The Enforcement Bureau of the Federal Communications Commission (“FCC”) has issued an Enforcement Advisory reminding broadcasters of their obligations to comply with the Sponsor Identification laws. The requirements under Section 317(a)(1) of the Communications Act of 1934, as amended, and section 73.1212(a) of the Commission’s rules, mandate that when a broadcast station transmits any content matter for which it has been compensated, the broadcast must announce: “(1) That such matter is sponsored, paid for, or furnished, either in whole or in part, and (2) By whom or on whose behalf such consideration was supplied.” In other words, if it's pay to play content, viewers must be told.
What triggered this Advisory? The Advisory itself doesn’t say. But the Advisory does explain why it is important for broadcasters to enforce the sponsor id requirements, namely that “broadcasters who air paid-for programming without disclosing the program’s sponsor can mislead the public and promote unfair competition.
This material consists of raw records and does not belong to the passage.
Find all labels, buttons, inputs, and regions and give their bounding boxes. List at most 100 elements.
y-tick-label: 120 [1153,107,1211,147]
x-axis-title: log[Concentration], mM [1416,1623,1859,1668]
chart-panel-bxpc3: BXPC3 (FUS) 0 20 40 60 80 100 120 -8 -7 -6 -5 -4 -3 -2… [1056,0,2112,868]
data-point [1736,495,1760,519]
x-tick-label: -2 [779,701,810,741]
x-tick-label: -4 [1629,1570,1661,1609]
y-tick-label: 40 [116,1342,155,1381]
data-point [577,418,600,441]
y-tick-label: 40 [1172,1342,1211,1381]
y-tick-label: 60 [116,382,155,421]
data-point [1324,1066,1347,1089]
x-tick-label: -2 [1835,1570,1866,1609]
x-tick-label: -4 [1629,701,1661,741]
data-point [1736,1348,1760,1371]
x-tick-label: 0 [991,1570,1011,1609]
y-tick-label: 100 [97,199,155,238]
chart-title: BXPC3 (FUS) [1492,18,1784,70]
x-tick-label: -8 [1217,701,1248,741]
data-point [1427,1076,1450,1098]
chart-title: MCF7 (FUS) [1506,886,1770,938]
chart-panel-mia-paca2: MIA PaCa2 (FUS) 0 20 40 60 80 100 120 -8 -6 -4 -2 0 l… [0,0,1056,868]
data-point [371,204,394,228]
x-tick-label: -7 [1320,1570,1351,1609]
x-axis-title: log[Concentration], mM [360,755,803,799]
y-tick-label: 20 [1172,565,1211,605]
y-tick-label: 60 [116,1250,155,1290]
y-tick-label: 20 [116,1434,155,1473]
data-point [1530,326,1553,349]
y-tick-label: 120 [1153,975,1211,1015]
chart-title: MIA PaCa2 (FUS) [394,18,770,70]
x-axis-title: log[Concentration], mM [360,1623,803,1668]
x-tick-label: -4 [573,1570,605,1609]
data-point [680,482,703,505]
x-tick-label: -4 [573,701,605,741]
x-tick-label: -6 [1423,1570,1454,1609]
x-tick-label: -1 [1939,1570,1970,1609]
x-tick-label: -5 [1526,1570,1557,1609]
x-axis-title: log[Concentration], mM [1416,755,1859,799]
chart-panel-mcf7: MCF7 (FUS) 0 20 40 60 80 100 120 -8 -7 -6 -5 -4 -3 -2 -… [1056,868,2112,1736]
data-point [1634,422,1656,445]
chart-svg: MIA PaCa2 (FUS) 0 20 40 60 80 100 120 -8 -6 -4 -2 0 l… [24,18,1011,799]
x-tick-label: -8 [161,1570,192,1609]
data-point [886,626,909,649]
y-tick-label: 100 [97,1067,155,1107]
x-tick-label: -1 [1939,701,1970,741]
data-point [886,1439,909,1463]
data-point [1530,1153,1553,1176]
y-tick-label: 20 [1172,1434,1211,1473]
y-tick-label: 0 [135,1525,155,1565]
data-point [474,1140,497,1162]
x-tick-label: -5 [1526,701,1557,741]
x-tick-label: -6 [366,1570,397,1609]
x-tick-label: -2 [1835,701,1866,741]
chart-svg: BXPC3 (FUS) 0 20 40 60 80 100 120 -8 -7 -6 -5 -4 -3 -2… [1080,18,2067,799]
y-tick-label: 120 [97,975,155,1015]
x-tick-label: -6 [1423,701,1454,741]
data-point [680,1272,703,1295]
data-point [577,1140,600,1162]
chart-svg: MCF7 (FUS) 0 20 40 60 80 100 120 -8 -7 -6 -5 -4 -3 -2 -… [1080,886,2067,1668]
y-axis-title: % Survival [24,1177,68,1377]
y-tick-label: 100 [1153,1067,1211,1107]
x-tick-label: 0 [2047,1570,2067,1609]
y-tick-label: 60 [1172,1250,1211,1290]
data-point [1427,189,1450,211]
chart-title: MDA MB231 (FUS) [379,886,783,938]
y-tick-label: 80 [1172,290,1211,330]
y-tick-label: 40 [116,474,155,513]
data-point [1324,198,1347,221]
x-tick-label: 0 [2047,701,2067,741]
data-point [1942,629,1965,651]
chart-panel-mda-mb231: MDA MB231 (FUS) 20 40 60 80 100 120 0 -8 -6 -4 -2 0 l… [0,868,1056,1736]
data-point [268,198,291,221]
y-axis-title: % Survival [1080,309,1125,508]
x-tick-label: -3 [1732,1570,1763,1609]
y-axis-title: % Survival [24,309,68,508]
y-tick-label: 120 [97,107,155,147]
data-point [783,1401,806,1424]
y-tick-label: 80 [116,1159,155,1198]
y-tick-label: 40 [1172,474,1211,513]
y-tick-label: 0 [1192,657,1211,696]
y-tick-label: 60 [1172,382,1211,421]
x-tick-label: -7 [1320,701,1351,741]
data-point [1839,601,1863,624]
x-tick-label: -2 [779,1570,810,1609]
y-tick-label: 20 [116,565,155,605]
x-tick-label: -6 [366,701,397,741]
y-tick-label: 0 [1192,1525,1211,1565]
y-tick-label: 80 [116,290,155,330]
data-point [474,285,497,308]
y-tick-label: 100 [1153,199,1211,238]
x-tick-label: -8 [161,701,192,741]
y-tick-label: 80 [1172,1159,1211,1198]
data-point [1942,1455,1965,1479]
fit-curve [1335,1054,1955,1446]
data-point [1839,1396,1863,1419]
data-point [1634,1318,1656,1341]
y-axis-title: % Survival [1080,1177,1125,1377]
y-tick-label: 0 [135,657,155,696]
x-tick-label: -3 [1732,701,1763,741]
Such non-disclosures foster the perception by the public that a paid announcement is the station’s editorial content, while concealing that the station is being paid by a third party to promote a particular message. That impression can also give undisclosed sponsors an unfair advantage over competitors whose paid programming is properly disclosed as paid-for material.” So, both viewers and competition are hurt when broadcasters don’t comply with sponsor id laws.
And, to make sure everyone gets the point of this Advisory, it includes a reminder about the penalties for failing to comply: “sanctions including, but not limited to, imprisonment and/or substantial monetary forfeitures.”
Not a broadcaster and wondering what this has to do with you? Well, if you’re an advertiser and create native advertising for broadcast, it seems likely the networks airing your content (perhaps even helping you create it) may exercise more care to ensure that the content is clearly and conspicuously presented as branded content. Remember too that the FTC’s own Enforcement Policy Statement on Deceptively Formatted Ads and its Native Advertising Guide also mandate these disclosures to ensure that viewers are not misled by the blurring of lines between editorial and commercial content. As the FTC has stated in its rules and its enforcement actions, ads are deceptive “if they convey to consumers expressly or by implication that they’re independent, impartial, or from a source other than the sponsoring advertiser – in other words, that they’re something other than ads.”
Enforcement actions to come? Stay tuned.
(Description of graphic for visually-impaired readers: photograph of an old fashioned television with antennas against a wall with striped wallpaper.)